In a blow to the image of hydropower as a source of green energy, scientists have found that damming rivers can indirectly dump more carbon dioxide into the air than the electricity they generate saves in fossil fuel emissions.
In a study published in Science Advances, researchers led by Octavio Aburto-Oropeza, a marine ecologist at Scripps Institution of Oceanography in California, US, looked at four rivers along Mexico’s western coast, north of Mazatlan.
Two of these rivers, the Santiago and the Fuerte, are dammed. The other two, the San Pedro and the Acaponeta, still run free. All four feed into large estuaries lined with mangrove forests.
Using satellite images dating back to 1975, Aburto-Oropeza and his colleagues compared the mangrove forests on dammed rivers to those on the undammed ones.
On the undammed rivers, they found, the mangrove forests were either stable or expanding. On the dammed ones, however, they are shrinking, rapidly.
“We are losing tens of hectares a year,” Aburto-Oropeza says. “It’s very dramatic.”
The difference, he explains, stems from that fact that even though the dams are many kilometres inland, they trap sediments that would normally make their way to the estuaries — sediments needed to keep the mangrove forests from being slowly consumed by encroaching ocean water.

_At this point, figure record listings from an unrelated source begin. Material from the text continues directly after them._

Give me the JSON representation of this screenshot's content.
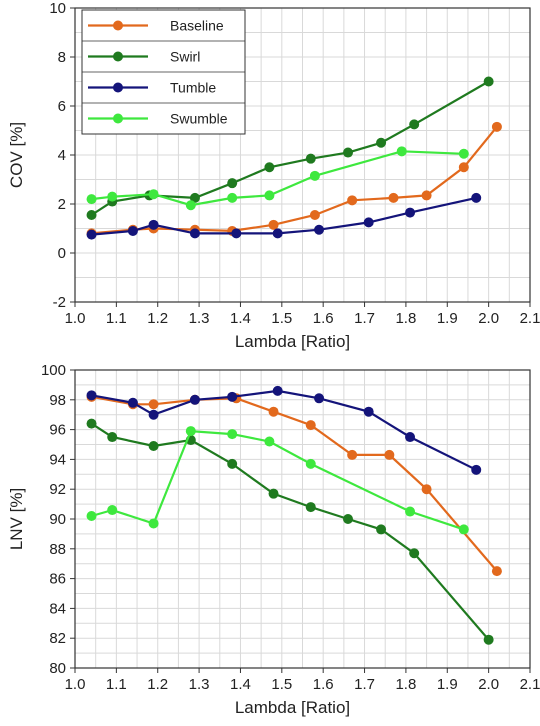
{
  "colors": {
    "Baseline": "#e2691d",
    "Swirl": "#1f7a1f",
    "Tumble": "#14147a",
    "Swumble": "#3ee83e"
  },
  "chart_data": [
    {
      "type": "line",
      "xlabel": "Lambda [Ratio]",
      "ylabel": "COV [%]",
      "xlim": [
        1.0,
        2.1
      ],
      "ylim": [
        -2,
        10
      ],
      "xticks": [
        "1.0",
        "1.1",
        "1.2",
        "1.3",
        "1.4",
        "1.5",
        "1.6",
        "1.7",
        "1.8",
        "1.9",
        "2.0",
        "2.1"
      ],
      "yticks": [
        "-2",
        "0",
        "2",
        "4",
        "6",
        "8",
        "10"
      ],
      "grid": true,
      "legend_position": "top-left",
      "series": [
        {
          "name": "Baseline",
          "x": [
            1.04,
            1.14,
            1.19,
            1.29,
            1.38,
            1.48,
            1.58,
            1.67,
            1.77,
            1.85,
            1.94,
            2.02
          ],
          "y": [
            0.8,
            0.95,
            1.0,
            0.95,
            0.9,
            1.15,
            1.55,
            2.15,
            2.25,
            2.35,
            3.5,
            5.15
          ]
        },
        {
          "name": "Swirl",
          "x": [
            1.04,
            1.09,
            1.18,
            1.29,
            1.38,
            1.47,
            1.57,
            1.66,
            1.74,
            1.82,
            2.0
          ],
          "y": [
            1.55,
            2.1,
            2.35,
            2.25,
            2.85,
            3.5,
            3.85,
            4.1,
            4.5,
            5.25,
            7.0
          ]
        },
        {
          "name": "Tumble",
          "x": [
            1.04,
            1.14,
            1.19,
            1.29,
            1.39,
            1.49,
            1.59,
            1.71,
            1.81,
            1.97
          ],
          "y": [
            0.75,
            0.9,
            1.15,
            0.8,
            0.8,
            0.8,
            0.95,
            1.25,
            1.65,
            2.25
          ]
        },
        {
          "name": "Swumble",
          "x": [
            1.04,
            1.09,
            1.19,
            1.28,
            1.38,
            1.47,
            1.58,
            1.79,
            1.94
          ],
          "y": [
            2.2,
            2.3,
            2.4,
            1.95,
            2.25,
            2.35,
            3.15,
            4.15,
            4.05
          ]
        }
      ]
    },
    {
      "type": "line",
      "xlabel": "Lambda [Ratio]",
      "ylabel": "LNV [%]",
      "xlim": [
        1.0,
        2.1
      ],
      "ylim": [
        80,
        100
      ],
      "xticks": [
        "1.0",
        "1.1",
        "1.2",
        "1.3",
        "1.4",
        "1.5",
        "1.6",
        "1.7",
        "1.8",
        "1.9",
        "2.0",
        "2.1"
      ],
      "yticks": [
        "80",
        "82",
        "84",
        "86",
        "88",
        "90",
        "92",
        "94",
        "96",
        "98",
        "100"
      ],
      "grid": true,
      "series": [
        {
          "name": "Baseline",
          "x": [
            1.04,
            1.14,
            1.19,
            1.29,
            1.39,
            1.48,
            1.57,
            1.67,
            1.76,
            1.85,
            2.02
          ],
          "y": [
            98.2,
            97.7,
            97.7,
            98.0,
            98.1,
            97.2,
            96.3,
            94.3,
            94.3,
            92.0,
            86.5
          ]
        },
        {
          "name": "Swirl",
          "x": [
            1.04,
            1.09,
            1.19,
            1.28,
            1.38,
            1.48,
            1.57,
            1.66,
            1.74,
            1.82,
            2.0
          ],
          "y": [
            96.4,
            95.5,
            94.9,
            95.3,
            93.7,
            91.7,
            90.8,
            90.0,
            89.3,
            87.7,
            81.9
          ]
        },
        {
          "name": "Tumble",
          "x": [
            1.04,
            1.14,
            1.19,
            1.29,
            1.38,
            1.49,
            1.59,
            1.71,
            1.81,
            1.97
          ],
          "y": [
            98.3,
            97.8,
            97.0,
            98.0,
            98.2,
            98.6,
            98.1,
            97.2,
            95.5,
            93.3
          ]
        },
        {
          "name": "Swumble",
          "x": [
            1.04,
            1.09,
            1.19,
            1.28,
            1.38,
            1.47,
            1.57,
            1.81,
            1.94
          ],
          "y": [
            90.2,
            90.6,
            89.7,
            95.9,
            95.7,
            95.2,
            93.7,
            90.5,
            89.3
          ]
        }
      ]
    }
  ]
}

One major consequence of this is the demise of fisheries dependent on mangroves to provide habitat for juvenile fish and crabs. There are also substantial effects on species diversity in the estuaries of dammed versus undammed rivers, with sandbars in the two undammed rivers featuring 26 to 33 plant species, while sandbars in the dammed ones only featured four to eight.
As mangrove forests die, they also release carbon dioxide back into the atmosphere, thereby contributing to global warming.

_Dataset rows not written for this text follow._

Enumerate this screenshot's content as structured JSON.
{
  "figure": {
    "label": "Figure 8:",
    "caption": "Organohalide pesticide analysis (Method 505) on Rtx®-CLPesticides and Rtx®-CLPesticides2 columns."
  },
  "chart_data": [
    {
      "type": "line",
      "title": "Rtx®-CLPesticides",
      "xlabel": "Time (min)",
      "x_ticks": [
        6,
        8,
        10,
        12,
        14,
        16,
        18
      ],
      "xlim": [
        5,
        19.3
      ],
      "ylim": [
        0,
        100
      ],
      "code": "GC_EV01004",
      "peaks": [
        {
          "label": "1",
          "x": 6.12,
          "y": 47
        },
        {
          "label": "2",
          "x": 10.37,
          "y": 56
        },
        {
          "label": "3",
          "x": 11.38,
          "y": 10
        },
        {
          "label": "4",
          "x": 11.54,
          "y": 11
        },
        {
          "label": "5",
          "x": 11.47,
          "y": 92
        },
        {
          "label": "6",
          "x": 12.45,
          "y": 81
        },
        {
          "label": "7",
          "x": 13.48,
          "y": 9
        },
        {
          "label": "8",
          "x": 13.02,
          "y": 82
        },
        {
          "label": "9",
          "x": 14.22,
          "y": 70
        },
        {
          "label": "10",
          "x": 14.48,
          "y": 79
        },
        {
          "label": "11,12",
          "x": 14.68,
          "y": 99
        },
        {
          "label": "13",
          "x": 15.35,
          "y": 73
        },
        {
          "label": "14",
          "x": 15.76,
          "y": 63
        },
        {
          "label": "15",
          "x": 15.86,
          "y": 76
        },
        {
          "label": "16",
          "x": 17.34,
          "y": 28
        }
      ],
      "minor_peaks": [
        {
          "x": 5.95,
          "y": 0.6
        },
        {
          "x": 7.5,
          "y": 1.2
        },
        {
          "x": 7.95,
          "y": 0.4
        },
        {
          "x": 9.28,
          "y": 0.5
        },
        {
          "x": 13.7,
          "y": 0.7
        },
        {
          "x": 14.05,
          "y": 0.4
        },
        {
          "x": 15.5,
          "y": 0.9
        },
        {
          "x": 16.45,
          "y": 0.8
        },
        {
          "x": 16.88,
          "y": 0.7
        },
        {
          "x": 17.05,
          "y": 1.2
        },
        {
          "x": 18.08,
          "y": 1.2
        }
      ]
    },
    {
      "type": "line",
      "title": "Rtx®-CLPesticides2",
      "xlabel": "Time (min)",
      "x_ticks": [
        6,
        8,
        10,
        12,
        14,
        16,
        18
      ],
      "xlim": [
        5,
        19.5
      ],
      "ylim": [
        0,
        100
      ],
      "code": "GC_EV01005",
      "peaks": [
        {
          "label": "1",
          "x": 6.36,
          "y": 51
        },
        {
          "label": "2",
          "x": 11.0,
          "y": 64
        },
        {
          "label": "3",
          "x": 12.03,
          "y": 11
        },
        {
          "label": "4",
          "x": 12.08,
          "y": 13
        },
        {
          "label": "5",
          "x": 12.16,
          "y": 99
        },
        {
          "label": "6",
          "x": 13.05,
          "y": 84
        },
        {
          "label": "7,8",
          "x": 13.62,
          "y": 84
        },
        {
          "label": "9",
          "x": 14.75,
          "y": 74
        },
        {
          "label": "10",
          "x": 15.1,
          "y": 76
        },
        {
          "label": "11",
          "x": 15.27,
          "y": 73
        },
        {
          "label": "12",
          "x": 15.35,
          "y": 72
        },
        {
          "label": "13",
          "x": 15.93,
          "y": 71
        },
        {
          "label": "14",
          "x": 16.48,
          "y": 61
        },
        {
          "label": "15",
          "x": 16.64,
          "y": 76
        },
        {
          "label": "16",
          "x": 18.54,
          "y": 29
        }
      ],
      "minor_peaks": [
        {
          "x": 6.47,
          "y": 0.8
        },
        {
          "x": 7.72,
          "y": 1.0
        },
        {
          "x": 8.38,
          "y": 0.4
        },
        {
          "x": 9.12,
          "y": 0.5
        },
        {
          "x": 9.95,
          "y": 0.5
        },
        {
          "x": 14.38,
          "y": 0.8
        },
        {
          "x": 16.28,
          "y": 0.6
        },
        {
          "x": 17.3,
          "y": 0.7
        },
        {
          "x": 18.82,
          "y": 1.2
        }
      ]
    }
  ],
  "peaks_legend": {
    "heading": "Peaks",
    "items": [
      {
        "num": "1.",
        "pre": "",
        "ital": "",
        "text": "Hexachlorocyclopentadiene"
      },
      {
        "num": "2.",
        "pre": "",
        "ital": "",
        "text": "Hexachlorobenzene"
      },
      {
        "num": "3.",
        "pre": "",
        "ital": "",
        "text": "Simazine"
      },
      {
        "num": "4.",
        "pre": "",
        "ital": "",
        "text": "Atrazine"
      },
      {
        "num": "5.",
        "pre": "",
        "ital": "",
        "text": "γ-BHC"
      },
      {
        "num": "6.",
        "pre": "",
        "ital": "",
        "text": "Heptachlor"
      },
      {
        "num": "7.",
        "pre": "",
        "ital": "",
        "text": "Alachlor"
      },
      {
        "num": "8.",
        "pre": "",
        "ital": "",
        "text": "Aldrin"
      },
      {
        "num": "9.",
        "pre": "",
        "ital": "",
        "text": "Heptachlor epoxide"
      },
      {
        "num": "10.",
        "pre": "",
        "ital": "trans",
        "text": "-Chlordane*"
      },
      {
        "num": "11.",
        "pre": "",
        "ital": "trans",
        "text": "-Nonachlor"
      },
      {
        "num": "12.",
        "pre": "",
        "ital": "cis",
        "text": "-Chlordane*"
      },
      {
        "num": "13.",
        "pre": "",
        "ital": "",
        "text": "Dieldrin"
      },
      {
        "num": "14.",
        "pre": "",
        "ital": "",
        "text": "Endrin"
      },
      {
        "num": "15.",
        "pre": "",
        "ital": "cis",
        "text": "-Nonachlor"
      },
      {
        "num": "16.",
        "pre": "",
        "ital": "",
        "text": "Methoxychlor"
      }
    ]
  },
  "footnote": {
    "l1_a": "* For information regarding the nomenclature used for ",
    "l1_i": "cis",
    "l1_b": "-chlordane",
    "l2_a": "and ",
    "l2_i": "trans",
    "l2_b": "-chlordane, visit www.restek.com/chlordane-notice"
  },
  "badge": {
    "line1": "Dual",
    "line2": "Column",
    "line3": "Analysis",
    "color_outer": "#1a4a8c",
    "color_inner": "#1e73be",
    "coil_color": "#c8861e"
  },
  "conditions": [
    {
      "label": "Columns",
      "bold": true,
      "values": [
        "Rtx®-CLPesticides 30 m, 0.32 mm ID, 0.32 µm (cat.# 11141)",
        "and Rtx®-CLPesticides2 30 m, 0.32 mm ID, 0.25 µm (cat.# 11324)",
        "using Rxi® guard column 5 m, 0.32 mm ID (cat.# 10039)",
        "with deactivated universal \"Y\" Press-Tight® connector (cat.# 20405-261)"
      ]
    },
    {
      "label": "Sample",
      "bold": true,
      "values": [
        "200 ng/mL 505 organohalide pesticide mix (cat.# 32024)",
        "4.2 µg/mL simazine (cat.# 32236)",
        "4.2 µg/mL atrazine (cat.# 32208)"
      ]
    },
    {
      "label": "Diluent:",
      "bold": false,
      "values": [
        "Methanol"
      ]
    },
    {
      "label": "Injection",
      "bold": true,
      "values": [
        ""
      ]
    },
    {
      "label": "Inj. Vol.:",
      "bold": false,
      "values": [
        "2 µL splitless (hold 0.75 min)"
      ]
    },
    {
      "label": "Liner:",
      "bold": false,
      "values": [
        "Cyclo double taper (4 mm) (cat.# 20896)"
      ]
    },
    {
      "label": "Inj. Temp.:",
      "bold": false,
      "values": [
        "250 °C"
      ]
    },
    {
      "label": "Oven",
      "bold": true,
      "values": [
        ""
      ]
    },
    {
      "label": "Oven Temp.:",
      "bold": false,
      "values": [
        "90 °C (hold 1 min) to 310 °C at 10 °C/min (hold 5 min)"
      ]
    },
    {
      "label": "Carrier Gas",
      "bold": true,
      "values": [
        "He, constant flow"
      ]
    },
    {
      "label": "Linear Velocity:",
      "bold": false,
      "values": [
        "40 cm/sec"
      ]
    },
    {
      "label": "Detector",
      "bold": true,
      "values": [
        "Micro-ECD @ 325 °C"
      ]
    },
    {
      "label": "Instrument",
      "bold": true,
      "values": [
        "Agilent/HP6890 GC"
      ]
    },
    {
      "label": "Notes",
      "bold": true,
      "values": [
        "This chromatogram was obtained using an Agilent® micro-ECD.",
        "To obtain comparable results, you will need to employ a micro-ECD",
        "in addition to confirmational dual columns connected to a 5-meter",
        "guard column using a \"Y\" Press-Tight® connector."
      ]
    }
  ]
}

Mangroves sequester carbon in several ways, Aburto-Oropeza says. Some is contained in their trunks, roots, and other biomass. More is accumulated in the sediments trapped by their roots. Thus, when mangroves are lost, the biological “machine” responsible for sequestering carbon disappears, as well as large amounts of previously sequestered carbon.
“Some of these mangroves have been growing on top of themselves for 3000, 4000, or even 5000 years,” he says.
All told, he adds, in the estuaries in question, this might add up to between 900 and 3400 tonnes of carbon per hectare.
That’s enough to require a rethinking of views on hydropower, especially on rivers like the ones Aburto-Oropeza and colleagues studied, where water flows are seasonal, with significant power generation only during the rainy season.
“Some of these [hydropower] plants work very few months during the year,” he says.
And, he says, his finding understates the total effect, because it ignores impacts upstream from the estuary.
“These hydroelectric plants are contributing to the climate change problem,” he says.
Amy East, a geologist at the US Geological Survey’s Pacific Coastal and Marine Science Centre in Santa Cruz, California, US, is impressed.
“It’s an interesting study,” she says. It’s long been known, she adds, that the sediment-trapping properties of dams can have profound downstream impacts.
“A common effect is the ‘hungry water’ result,” she explains, “whereby sediment-starved water eats away at the riverbed downstream of the dam, causing the widespread erosion of sandbars.”
Sediment starvation is also known to cause river deltas to subside and become uninhabitable.
But there had been little previous attention to its effects on estuaries and ecosystems, or on the economic consequences to fisheries.
“I’m not aware of another study that so comprehensively assesses these three angles together,” East says.
Normally, Aburto-Oropeza adds, cost-benefit analyses relating to dam building focus only on the area near the dam itself, including the soon-to-be-submerged river valley.
“What we did is to follow the impacts all the way to the river mouths,” he says.
It’s a reminder of the 1970s environmental slogan TANSTAAFL, borrowed from a science fiction novel by Robert A. Heinlein and short for “There Ain’t No Such Thing As A Free Lunch.”
In this case it suggests that even the greenest of technologies can have negative side-effects that must be taken into account when seeking the most environmentally friendly option possible.
That said, there may be ways to build hydropower systems that do not starve rivers for sediments, Aburto-Oropeza says.
One such approach might be the construction of “run of the river” hydro projects in which water is diverted upstream and piped to a lower-elevation power plant, without ever fully blocking the flow of the river.
“It seems that the technology already exists where you [can generate hydroelectric power] but allow sediments to continue moving down the river,” Aburto-Oropeza says.
But unfortunately, he notes, “in developing countries there is still this idea that dams are the best things to generate electricity and pollute less”.